4. TUSCHE AND GUM ARABIC – I did not have time to try this method, the pages below are from The Encyclopedia of Printmaking Techniques by Judy Martin and describe the whole process.  I will say a few things based on my experience with the materials.  Basically, with this process you draw with the Tusche ink, coat the screen with the Gum Arabic, let the gum dry, then free your Tusche ink lines with a rag soaked in mineral spirits.  Then you print with that screen film when it is dry.  This works because Tusche ink is soluble in mineral spirits but the Gum Arabic is water soluble.

Tusche ink and lithographic crayon lend themselves to a hand-drawn quality; it is very hard to get sharp edges with these.  They would be good for prints with a painterly quality and I like how the example has texture from spattering the Tusche ink with a toothbrush.  Gum Arabic is water soluble but hardens when dry; it is sticky, sticky stuff.  If you start printing, intend to get all of the prints done for that layer done in that printmaking session; your ink will re-hydrate the Gum Arabic to some degree.  You would need to work to get the Gum Arabic off the silkscreen.  I would soak it in warm water with dish liquid, peel and scrub off the film, try a sponge and some scouring powder to de-grease the screen, and ultimately I would want to blast the screen with a pressure washer.  (Pressure washers get everything off an old silkscreen, often even the stains and haze from old ink embedded in the fibers of the screen mesh are removed.  A 160 PSI power washer worked miracles in my school’s print studio.)

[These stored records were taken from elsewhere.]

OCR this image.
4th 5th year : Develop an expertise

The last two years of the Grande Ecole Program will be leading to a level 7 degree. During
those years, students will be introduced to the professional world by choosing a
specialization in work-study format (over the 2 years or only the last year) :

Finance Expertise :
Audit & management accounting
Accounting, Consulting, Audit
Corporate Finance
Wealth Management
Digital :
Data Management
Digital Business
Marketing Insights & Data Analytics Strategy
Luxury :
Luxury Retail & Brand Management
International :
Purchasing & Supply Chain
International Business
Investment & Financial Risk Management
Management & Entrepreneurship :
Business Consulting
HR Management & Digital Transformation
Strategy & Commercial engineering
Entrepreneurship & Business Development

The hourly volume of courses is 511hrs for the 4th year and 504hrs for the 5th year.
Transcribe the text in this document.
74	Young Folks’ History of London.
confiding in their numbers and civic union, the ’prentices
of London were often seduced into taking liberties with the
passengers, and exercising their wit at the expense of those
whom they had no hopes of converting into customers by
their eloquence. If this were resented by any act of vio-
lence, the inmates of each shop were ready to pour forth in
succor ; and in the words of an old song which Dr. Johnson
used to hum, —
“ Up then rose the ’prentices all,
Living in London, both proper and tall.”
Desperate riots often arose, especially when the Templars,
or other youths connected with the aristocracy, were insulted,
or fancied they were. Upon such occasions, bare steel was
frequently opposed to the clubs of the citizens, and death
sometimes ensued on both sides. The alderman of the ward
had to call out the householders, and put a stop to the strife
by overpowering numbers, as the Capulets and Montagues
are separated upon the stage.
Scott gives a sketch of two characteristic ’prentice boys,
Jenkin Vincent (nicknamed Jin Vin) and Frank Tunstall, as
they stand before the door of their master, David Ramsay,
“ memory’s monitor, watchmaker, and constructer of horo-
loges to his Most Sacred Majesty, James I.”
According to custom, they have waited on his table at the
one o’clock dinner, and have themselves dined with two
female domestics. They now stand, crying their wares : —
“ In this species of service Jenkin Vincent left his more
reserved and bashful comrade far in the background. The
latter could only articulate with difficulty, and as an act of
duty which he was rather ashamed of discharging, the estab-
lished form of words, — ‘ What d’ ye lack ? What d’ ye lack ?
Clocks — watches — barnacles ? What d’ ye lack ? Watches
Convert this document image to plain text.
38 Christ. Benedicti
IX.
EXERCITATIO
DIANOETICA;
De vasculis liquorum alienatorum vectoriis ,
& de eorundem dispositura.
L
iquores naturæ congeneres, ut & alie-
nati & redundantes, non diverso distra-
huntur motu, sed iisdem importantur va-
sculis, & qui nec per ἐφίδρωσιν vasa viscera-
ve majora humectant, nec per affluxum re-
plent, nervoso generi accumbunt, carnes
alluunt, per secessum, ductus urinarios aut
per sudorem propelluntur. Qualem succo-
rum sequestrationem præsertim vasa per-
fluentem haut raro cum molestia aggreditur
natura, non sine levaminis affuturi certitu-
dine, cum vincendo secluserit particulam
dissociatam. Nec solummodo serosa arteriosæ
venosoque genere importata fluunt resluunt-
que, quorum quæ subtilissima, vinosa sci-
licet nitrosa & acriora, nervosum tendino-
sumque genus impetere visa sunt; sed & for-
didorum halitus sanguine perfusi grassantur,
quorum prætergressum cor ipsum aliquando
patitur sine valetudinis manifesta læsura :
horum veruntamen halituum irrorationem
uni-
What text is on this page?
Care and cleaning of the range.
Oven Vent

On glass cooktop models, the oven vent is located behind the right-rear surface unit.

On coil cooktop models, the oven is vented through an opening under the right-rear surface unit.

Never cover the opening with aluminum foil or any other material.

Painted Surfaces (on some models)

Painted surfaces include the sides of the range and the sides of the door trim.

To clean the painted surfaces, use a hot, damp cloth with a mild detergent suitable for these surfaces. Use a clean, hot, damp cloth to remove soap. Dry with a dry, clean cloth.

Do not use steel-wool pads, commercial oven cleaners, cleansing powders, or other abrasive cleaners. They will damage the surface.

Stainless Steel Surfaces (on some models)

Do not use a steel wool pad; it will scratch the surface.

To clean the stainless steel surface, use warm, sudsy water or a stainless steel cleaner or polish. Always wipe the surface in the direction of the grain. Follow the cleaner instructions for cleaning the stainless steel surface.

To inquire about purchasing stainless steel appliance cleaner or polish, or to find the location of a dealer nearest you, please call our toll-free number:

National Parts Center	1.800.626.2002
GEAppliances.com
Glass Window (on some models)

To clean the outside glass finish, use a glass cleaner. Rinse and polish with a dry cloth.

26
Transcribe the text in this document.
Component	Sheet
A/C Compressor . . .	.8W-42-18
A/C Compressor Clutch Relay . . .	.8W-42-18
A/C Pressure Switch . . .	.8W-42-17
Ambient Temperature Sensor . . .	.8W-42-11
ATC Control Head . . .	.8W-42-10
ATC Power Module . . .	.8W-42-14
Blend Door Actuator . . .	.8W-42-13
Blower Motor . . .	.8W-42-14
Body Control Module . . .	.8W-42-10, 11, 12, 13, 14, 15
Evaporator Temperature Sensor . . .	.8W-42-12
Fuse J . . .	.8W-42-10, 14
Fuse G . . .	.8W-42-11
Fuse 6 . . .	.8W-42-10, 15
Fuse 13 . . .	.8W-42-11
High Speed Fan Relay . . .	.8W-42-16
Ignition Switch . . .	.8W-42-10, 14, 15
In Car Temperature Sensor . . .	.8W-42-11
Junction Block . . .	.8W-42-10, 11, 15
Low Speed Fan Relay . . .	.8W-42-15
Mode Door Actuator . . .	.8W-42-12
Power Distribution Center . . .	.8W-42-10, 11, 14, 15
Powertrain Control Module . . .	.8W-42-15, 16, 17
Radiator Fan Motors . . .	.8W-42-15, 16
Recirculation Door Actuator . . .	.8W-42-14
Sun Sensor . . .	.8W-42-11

CONCLUSION –  Photo-emulsion is not the only way of working but it is the most technically advanced.  The nature of its chemistry does have its advantages. It is a coating which forms a thin sheet of plastic and the images burned into it can have a high level of detail.  It works very well with text, photographic and digital art.  A finished silkscreen coated and burned with photo-emulsion can be washed and used repeatedly, allowing you to print the image on the screen indefinitely.  The emulsion can be dissolved with the solvents specifically made to remove it and the screen can be used again and again.  It is not the most cost-effective or environmental method of silkscreen printmaking, but it is prolific because of these advantages.